We could systematically go through the effects and value of different kinds of statements. In the interest of keeping this short, however, I’ll simply offer some types of statements and we can perhaps pick them up in comments or future posts. Note that these statements include different kinds of content as well as different expressions:
Some types of statements
- News and announcements
- References (links to videos, podcasts, pages, products, events, etc)
Each of the above statement types does something, appeals in some way to a response or action, reflects on its author, and may count towards relational value. (Sometimes called social capital. I say relational because social capital is not a fixed attributed, thinglike, owned or possessed, but is instead a measure of (power/influence) relations. Social capital has no “existence”: it is actualized, realized, put to use only by means of interaction/communication with those whose perception of that capital value determine its influence. It is a kind of power belonging not to its owner, but to those who believe in it.)
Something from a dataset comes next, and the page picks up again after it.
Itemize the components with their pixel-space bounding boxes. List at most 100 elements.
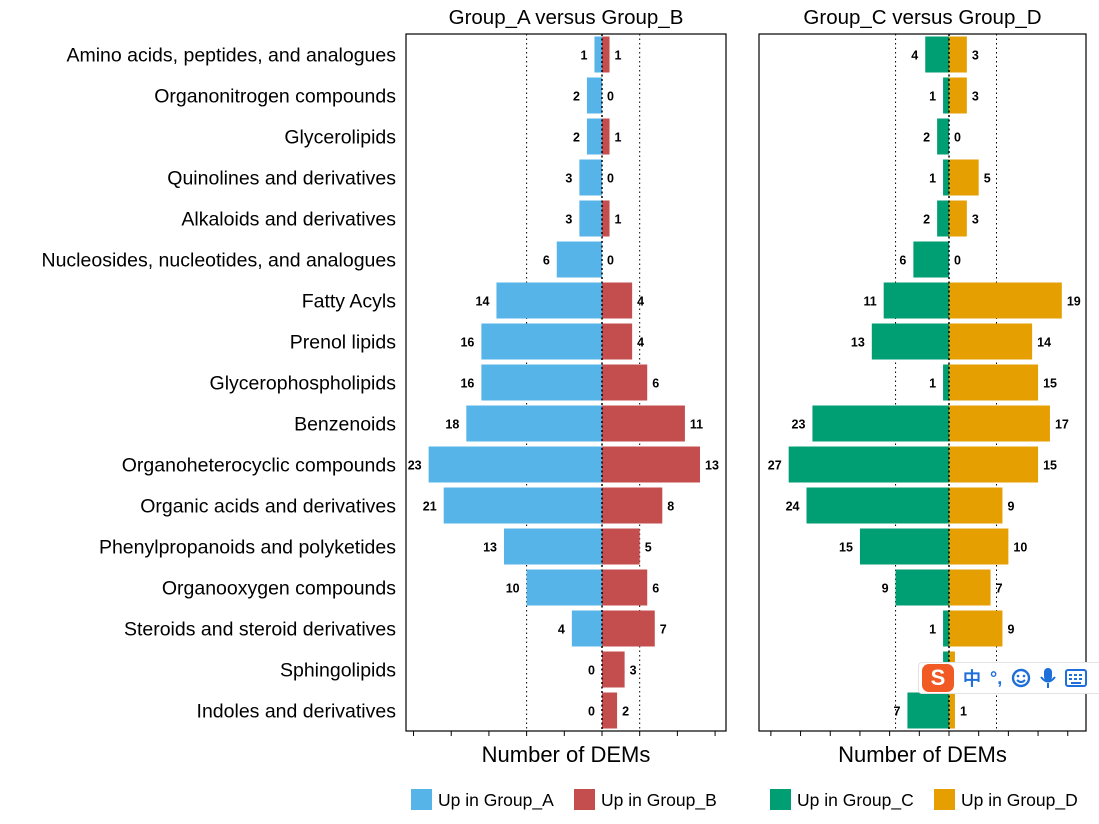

The differences between these kinds of statements (tweets) not only relate to what their author finds interesting or worth tweeting about. They also suggest responses (retweets, @replies, follows, and conversation). Questions, for example, suggest what counts as an answer. Recommendations indicate taste. Statements of location may serve as an invitation to meet (they are ambiguous). Invitations are easily passed along. All of these kinds of statements suggest responses or actions that others can take around the message. They are just a small number of examples of how things get done by means of talk — and how it is that conversation by means of tools like twitter must compensate for the fact that messages are out of context, situation, and face-to-face dynamics.
Some of these twitter-based acts of conversation accomplish or achieve something for followers, or for certain followers. Some help. Some answer. Some inform, and so on. But tweets are seen by a public — and this may be reflected in how they are written. Users seem to vary in their sense of the twitterverse as populated by people, whether those people are friends, and whether they’re paying attention. Users vary too in their relation to the medium, which may be a personal communication tool, a social tool, a community service, or public medium. These differences in proximity and relationship to the medium and its audience are broad; and they make it very difficult to identify strategies or approaches for twitter.
There is no simple correlation between what a user or brand does, and how it should “voice” itself. Every tweet, regardless of its author’s intentions, will have meaning attributed or interpreted by those who read it. Meaning in social technologies is less in the hands of the author and more in the hands of the reader, for there’s less of an opportunity to negotiate or work out a common understanding. A brand’s voice on twitter is not entirely in its control: audiences draw their own conclusions.
There is much more that could be said on this, time permitting. But I’d rather continue this in comments. There are too many strategy and tactical differences and nuances to cover properly in a single blog post.